The Unexpected Drama of Amazon’s Casual E-Sports Tournament

I doubt anyone in the world hates ads in mobile games right now so much as Adam “B0aty” Lyne. The afternoon of December 2 found the popular British Twitch streamer on a stage in Las Vegas’ Paris Hotel, battling against Vancouver’s Ryan “Northernlion” Letourneau in a round of Pac-Man 256 on an Amazon Fire tablet. A grand prize of $30,000 awaited the eventual champion from a total pool of $100,000, but this was only the first elimination round. Twenty seconds into the three-minute match, his yellow gobbler died to a ghost, and in his haste to start over he accidentally hit the ad for Juice Jam on the free-to-play game’s menu.

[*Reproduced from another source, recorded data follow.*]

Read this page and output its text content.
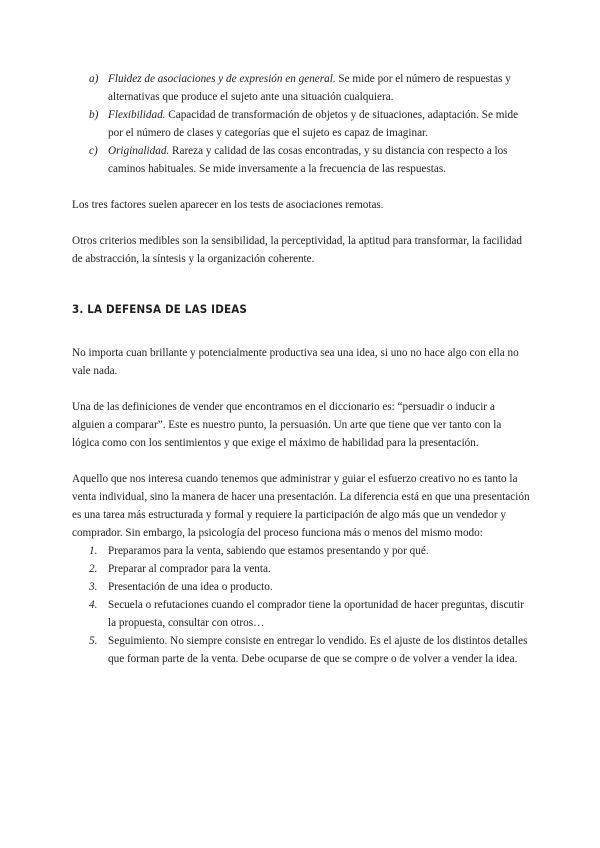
a) Fluidez de asociaciones y de expresión en general. Se mide por el número de respuestas y alternativas que produce el sujeto ante una situación cualquiera.
b) Flexibilidad. Capacidad de transformación de objetos y de situaciones, adaptación. Se mide por el número de clases y categorías que el sujeto es capaz de imaginar.
c) Originalidad. Rareza y calidad de las cosas encontradas, y su distancia con respecto a los caminos habituales. Se mide inversamente a la frecuencia de las respuestas.

Los tres factores suelen aparecer en los tests de asociaciones remotas.

Otros criterios medibles son la sensibilidad, la perceptividad, la aptitud para transformar, la facilidad de abstracción, la síntesis y la organización coherente.

3. LA DEFENSA DE LAS IDEAS

No importa cuan brillante y potencialmente productiva sea una idea, si uno no hace algo con ella no vale nada.

Una de las definiciones de vender que encontramos en el diccionario es: “persuadir o inducir a alguien a comparar”. Este es nuestro punto, la persuasión. Un arte que tiene que ver tanto con la lógica como con los sentimientos y que exige el máximo de habilidad para la presentación.

Aquello que nos interesa cuando tenemos que administrar y guiar el esfuerzo creativo no es tanto la venta individual, sino la manera de hacer una presentación. La diferencia está en que una presentación es una tarea más estructurada y formal y requiere la participación de algo más que un vendedor y comprador. Sin embargo, la psicología del proceso funciona más o menos del mismo modo:

1. Preparamos para la venta, sabiendo que estamos presentando y por qué.
2. Preparar al comprador para la venta.
3. Presentación de una idea o producto.
4. Secuela o refutaciones cuando el comprador tiene la oportunidad de hacer preguntas, discutir la propuesta, consultar con otros…
5. Seguimiento. No siempre consiste en entregar lo vendido. Es el ajuste de los distintos detalles que forman parte de la venta. Debe ocuparse de que se compre o de volver a vender la idea.
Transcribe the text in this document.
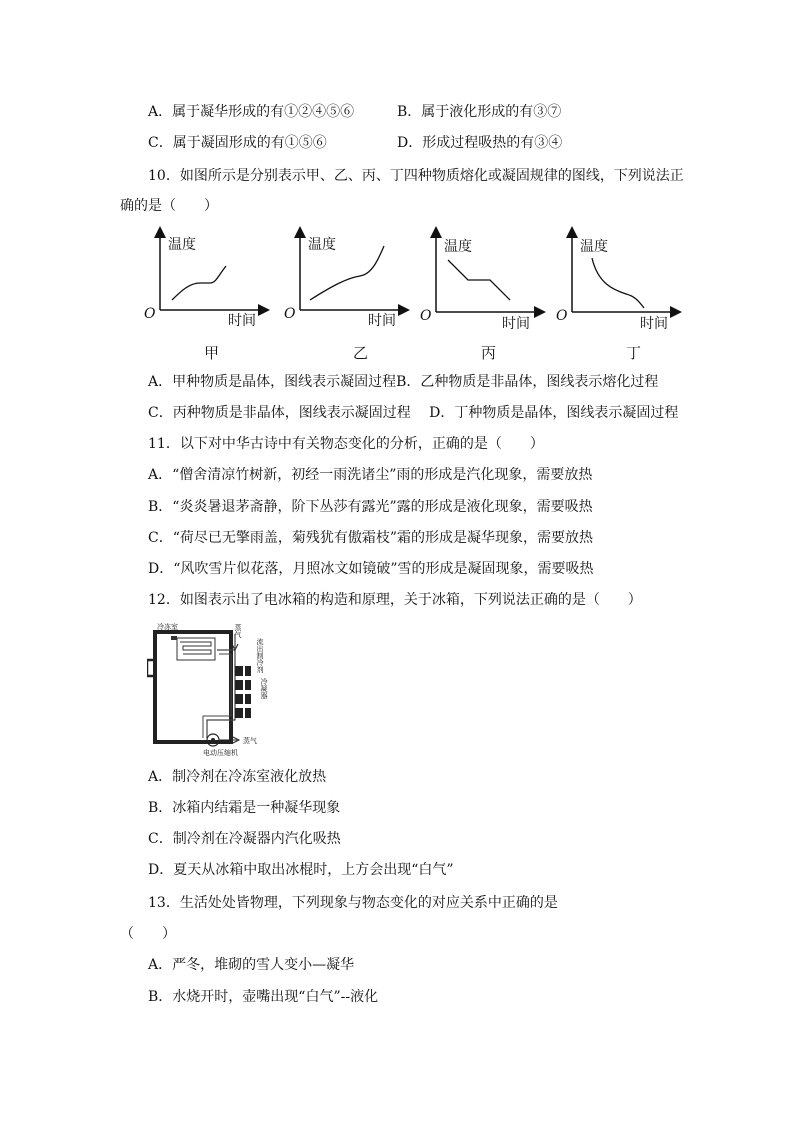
A．属于凝华形成的有①②④⑤⑥	B．属于液化形成的有③⑦
C．属于凝固形成的有①⑤⑥	D．形成过程吸热的有③④
10．如图所示是分别表示甲、乙、丙、丁四种物质熔化或凝固规律的图线，下列说法正
确的是（　　）
温度
时间
O
甲
温度
时间
O
乙
温度
时间
O
丙
温度
时间
O
丁
A．甲种物质是晶体，图线表示凝固过程B．乙种物质是非晶体，图线表示熔化过程
C．丙种物质是非晶体，图线表示凝固过程　 D．丁种物质是晶体，图线表示凝固过程
11．以下对中华古诗中有关物态变化的分析，正确的是（　　）
A．“僧舍清凉竹树新，初经一雨洗诸尘”雨的形成是汽化现象，需要放热
B．“炎炎暑退茅斋静，阶下丛莎有露光”露的形成是液化现象，需要吸热
C．“荷尽已无擎雨盖，菊残犹有傲霜枝”霜的形成是凝华现象，需要放热
D．“风吹雪片似花落，月照冰文如镜破”雪的形成是凝固现象，需要吸热
12．如图表示出了电冰箱的构造和原理，关于冰箱，下列说法正确的是（　　）
冷冻室	蒸气
流出制冷剂
冷凝器
电动压缩机
蒸气
A．制冷剂在冷冻室液化放热
B．冰箱内结霜是一种凝华现象
C．制冷剂在冷凝器内汽化吸热
D．夏天从冰箱中取出冰棍时，上方会出现“白气”
13．生活处处皆物理，下列现象与物态变化的对应关系中正确的是
（　　）
A．严冬，堆砌的雪人变小—凝华
B．水烧开时，壶嘴出现“白气”--液化
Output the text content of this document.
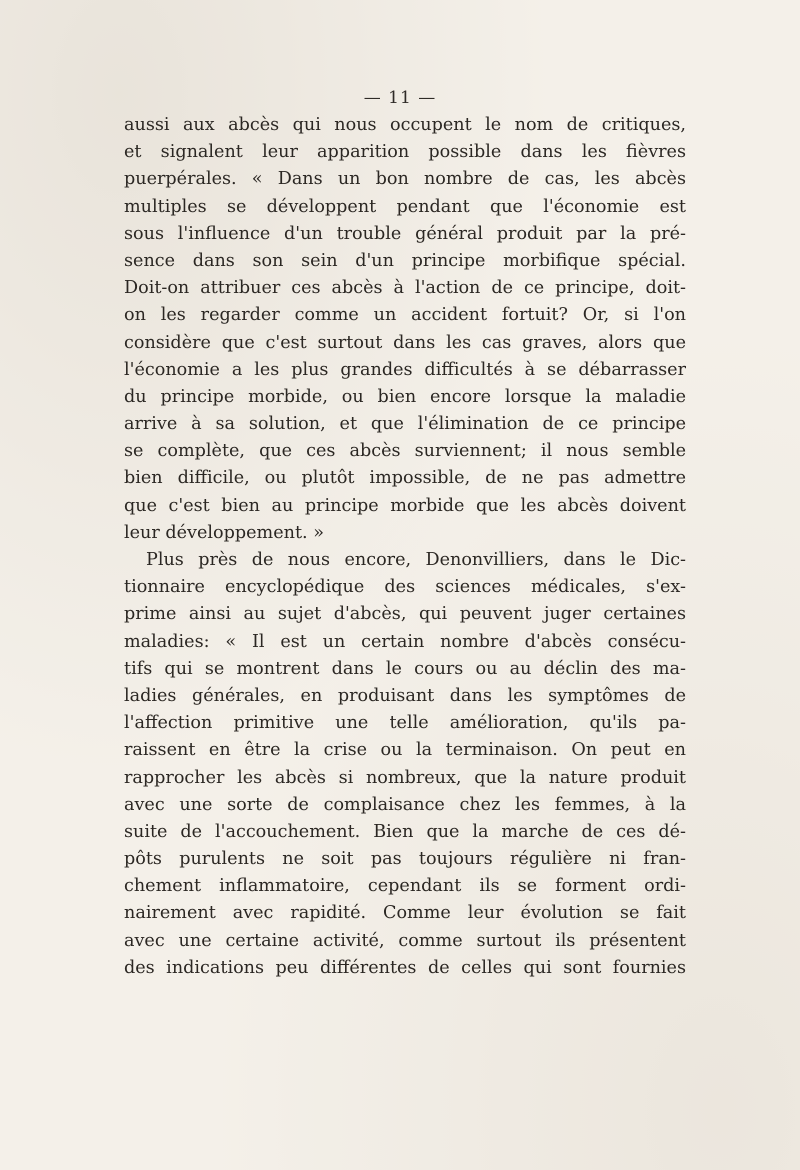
— 11 —
aussi aux abcès qui nous occupent le nom de critiques,
et signalent leur apparition possible dans les fièvres
puerpérales. « Dans un bon nombre de cas, les abcès
multiples se développent pendant que l'économie est
sous l'influence d'un trouble général produit par la pré-
sence dans son sein d'un principe morbifique spécial.
Doit-on attribuer ces abcès à l'action de ce principe, doit-
on les regarder comme un accident fortuit? Or, si l'on
considère que c'est surtout dans les cas graves, alors que
l'économie a les plus grandes difficultés à se débarrasser
du principe morbide, ou bien encore lorsque la maladie
arrive à sa solution, et que l'élimination de ce principe
se complète, que ces abcès surviennent; il nous semble
bien difficile, ou plutôt impossible, de ne pas admettre
que c'est bien au principe morbide que les abcès doivent
leur développement. »
Plus près de nous encore, Denonvilliers, dans le Dic-
tionnaire encyclopédique des sciences médicales, s'ex-
prime ainsi au sujet d'abcès, qui peuvent juger certaines
maladies: « Il est un certain nombre d'abcès consécu-
tifs qui se montrent dans le cours ou au déclin des ma-
ladies générales, en produisant dans les symptômes de
l'affection primitive une telle amélioration, qu'ils pa-
raissent en être la crise ou la terminaison. On peut en
rapprocher les abcès si nombreux, que la nature produit
avec une sorte de complaisance chez les femmes, à la
suite de l'accouchement. Bien que la marche de ces dé-
pôts purulents ne soit pas toujours régulière ni fran-
chement inflammatoire, cependant ils se forment ordi-
nairement avec rapidité. Comme leur évolution se fait
avec une certaine activité, comme surtout ils présentent
des indications peu différentes de celles qui sont fournies
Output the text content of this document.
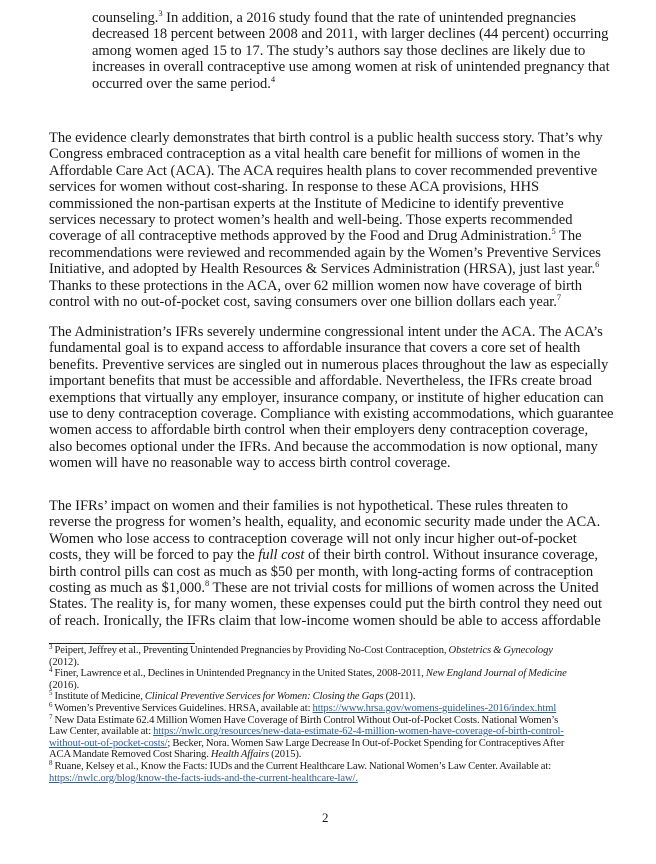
counseling.$^3$ In addition, a 2016 study found that the rate of unintended pregnancies
decreased 18 percent between 2008 and 2011, with larger declines (44 percent) occurring
among women aged 15 to 17. The study’s authors say those declines are likely due to
increases in overall contraceptive use among women at risk of unintended pregnancy that
occurred over the same period.$^4$
The evidence clearly demonstrates that birth control is a public health success story. That’s why
Congress embraced contraception as a vital health care benefit for millions of women in the
Affordable Care Act (ACA). The ACA requires health plans to cover recommended preventive
services for women without cost-sharing. In response to these ACA provisions, HHS
commissioned the non-partisan experts at the Institute of Medicine to identify preventive
services necessary to protect women’s health and well-being. Those experts recommended
coverage of all contraceptive methods approved by the Food and Drug Administration.$^5$ The
recommendations were reviewed and recommended again by the Women’s Preventive Services
Initiative, and adopted by Health Resources & Services Administration (HRSA), just last year.$^6$
Thanks to these protections in the ACA, over 62 million women now have coverage of birth
control with no out-of-pocket cost, saving consumers over one billion dollars each year.$^7$
The Administration’s IFRs severely undermine congressional intent under the ACA. The ACA’s
fundamental goal is to expand access to affordable insurance that covers a core set of health
benefits. Preventive services are singled out in numerous places throughout the law as especially
important benefits that must be accessible and affordable. Nevertheless, the IFRs create broad
exemptions that virtually any employer, insurance company, or institute of higher education can
use to deny contraception coverage. Compliance with existing accommodations, which guarantee
women access to affordable birth control when their employers deny contraception coverage,
also becomes optional under the IFRs. And because the accommodation is now optional, many
women will have no reasonable way to access birth control coverage.
The IFRs’ impact on women and their families is not hypothetical. These rules threaten to
reverse the progress for women’s health, equality, and economic security made under the ACA.
Women who lose access to contraception coverage will not only incur higher out-of-pocket
costs, they will be forced to pay the full cost of their birth control. Without insurance coverage,
birth control pills can cost as much as $50 per month, with long-acting forms of contraception
costing as much as $1,000.$^8$ These are not trivial costs for millions of women across the United
States. The reality is, for many women, these expenses could put the birth control they need out
of reach. Ironically, the IFRs claim that low-income women should be able to access affordable
$^3$ Peipert, Jeffrey et al., Preventing Unintended Pregnancies by Providing No-Cost Contraception, Obstetrics & Gynecology
(2012).
$^4$ Finer, Lawrence et al., Declines in Unintended Pregnancy in the United States, 2008-2011, New England Journal of Medicine
(2016).
$^5$ Institute of Medicine, Clinical Preventive Services for Women: Closing the Gaps (2011).
$^6$ Women’s Preventive Services Guidelines. HRSA, available at: https://www.hrsa.gov/womens-guidelines-2016/index.html
$^7$ New Data Estimate 62.4 Million Women Have Coverage of Birth Control Without Out-of-Pocket Costs. National Women’s
Law Center, available at: https://nwlc.org/resources/new-data-estimate-62-4-million-women-have-coverage-of-birth-control-
without-out-of-pocket-costs/; Becker, Nora. Women Saw Large Decrease In Out-of-Pocket Spending for Contraceptives After
ACA Mandate Removed Cost Sharing. Health Affairs (2015).
$^8$ Ruane, Kelsey et al., Know the Facts: IUDs and the Current Healthcare Law. National Women’s Law Center. Available at:
https://nwlc.org/blog/know-the-facts-iuds-and-the-current-healthcare-law/.
2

For 18 awful seconds a blue-haired schoolgirl and a sweatered fat cat told him and the audience how he could “fill orders” and make “juicy combos” in the match-three puzzler, all while Northernlion stoically pushed his own score ever higher. B0aty made a valiant second try, but the damage was done. Northernlion eventually won, and for hours poor B0aty had to watch other players perform better from the so-called “loser’s lounge.”
And so sometimes generally went with Amazon’s first annual Champions of Fire Invitational tournament, which touted itself as “e-sports for all.” The annoyances of mobile games aside, it’s an attractive enough idea. Rather than focusing on usual e-sports staples like League of Legends and StarCraft II, which require some commitment to fully comprehend (and which pack stadiums with thousands of fans), Amazon’s event champions the casual and mobile games available on most smartphones and Amazon’s own Fire tablet in particular.
These, so the logic goes, are the games everyone knows. This, in theory, is the type of event my octogenarian aunt could cheer. You really didn’t even have to know about the five games involved—Disney Crossy Road, Pac-Man 256, Bloons TD Battles, 8 Ball Pool, and Fruit Ninja: Tournament Edition—to “get” them. I myself hadn’t played most of them until I downloaded four of them on my iPhone in the theater an hour before the event, and even then three minutes with each was enough to understand what the players faced. Some of the contestants weren’t much different.
“I have less than five hours in all of these games, and I’m somehow now competing on a stage,” B0aty had told me the day before. “Normal e-sports is dedicated to people who literally commit their lives to certain games. These games I can download and be instantly almost as good as anybody.”
And so Amazon wisely went for stage presence over proven skill. The contestants weren’t the unsung heroes of Crossy Road or Fruit Ninja who possibly command high scores on subway commutes and middle school buses. Instead, they were 16 popular Twitch and YouTube streamers, ranging from the effortlessly articulate John “Tangent Gaming” Korbey to the breathtakingly adept and painfully socially awkward Albert “BoxBox” Zheng, who’d consistently clap his hands over his ears whenever co-host Ali Nejad mentioned him. (It certainly didn’t help that Nejad once suggested that Chinese-American Zheng was Korean on account of a misunderstanding surrounding his nickname.)
The ties between Amazon’s 2014 acquisition of Twitch for $970 million and its mobile app store were obvious. Amazon called the participants “celebrities,” but not without a degree of justice. Korbey’s 152,000 Twitch followers counts as a modest number for this bunch. More than 200,000 people tune in for the World of Warcraft streams of Cinthya “CinCinBear” Alicea and Renée “LolRenaynay” Reynosa’s adventures in Overwatch and Rocket League, and Sky Williams boasts almost 900,000 subscribers on YouTube. Marketing ploy or not, they seemed like likely draws.
And yet as the event started, I turned around from my second row perch and saw but eight other souls seated in the 1,200-seat Théâtre des Arts. This, despite Amazon’s impressive, professional set, with its fancy game-show light displays and screens reaching the full height of the visible stage. Out of pity I added to the barely audible smattering of claps as each contestant jogged out on stage. I’d heard one of the technicians telling his buddy hours before to expect thousands of people like he’d seen at a League of Legends event he’d worked at Mandalay Bay (along with “hot costumed nerd babes”), but so much for that.
I told myself that maybe it wasn’t really meant for a live audience, but I never saw more than 2,200 viewers on Twitch’s main stream when I checked in on my phone. Based on chat, the vast majority of them seemed to be fans of Northernlion (whose personal mirror stream pulled in more viewers than Amazon’s own), and the viewer count plummeted to around 1,300 in the wake of his elimination. By the time the event ended seven hours later, enough people had trickled into the theater to raise dozens of genuine cheers during close matches, but even then I probably could have chucked my legal pad behind me and not hit anyone.